"If it would be appropriate for me to meet with him, I would, absolutely. I would be honored to do it," Trump told the news agency. "If it's under the, again, under the right circumstances. But I would do that."
"Most political people would never say that, but I'm telling you under the right circumstances I would meet with him," Trump added. "We have breaking news."
Neither Trump nor Bloomberg clarified what Trump meant by "the right circumstances," but U.S.-North Korea relations have hit a low point, even by their normally tense standards.
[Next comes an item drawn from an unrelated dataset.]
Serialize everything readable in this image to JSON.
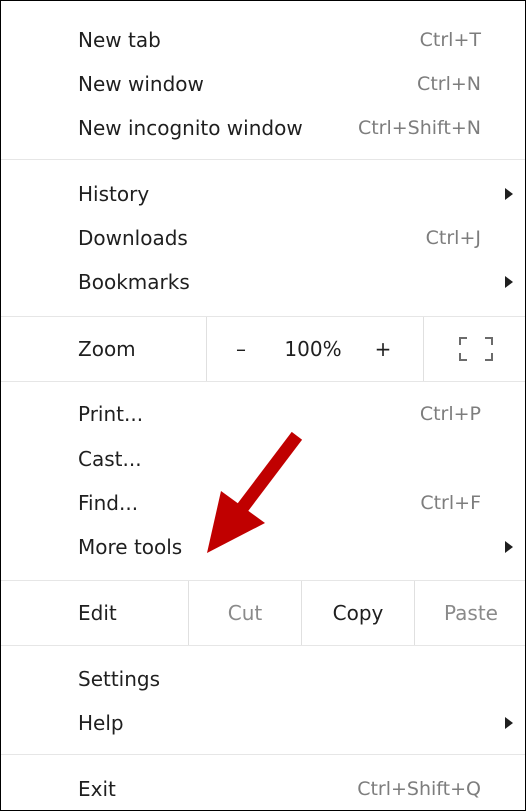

Kim, who took power from his late father, the autocratic ruler Kim Jong Il in 2011, has aggressively continued the North Korean military's research and development of nuclear weapons, triggering bouts of military one-upmanship which have left much of the world fearing war on the Korean Peninsula.
But it's fairly safe to assume the North Korean government isn't itching to meet with Trump. Kim is known to be even more reclusive than his father; since assuming leadership of the country, Kim hasn't met with a foreign leader or left the country. Relations between the U.S. and North Korea have been tense since the U.S. killed up to 20% of the latter country's population with aerial bombing during the Korean War, which might explain why the only American Kim is known to have met with in any kind of formal capacity is former pro-basketball player Dennis Rodman.
While much about Kim remains unknown, North Korea is a totalitarian state, one of the most repressive in the world. Under Kim's rule, brutal purges involving torture, murder and labor camps have continued.
The last senior U.S. official to meet with North Korean leader was Secretary of State Madeleine Albright, who visited with Kim Jong Il in 2000 to discuss the country's nuclear program.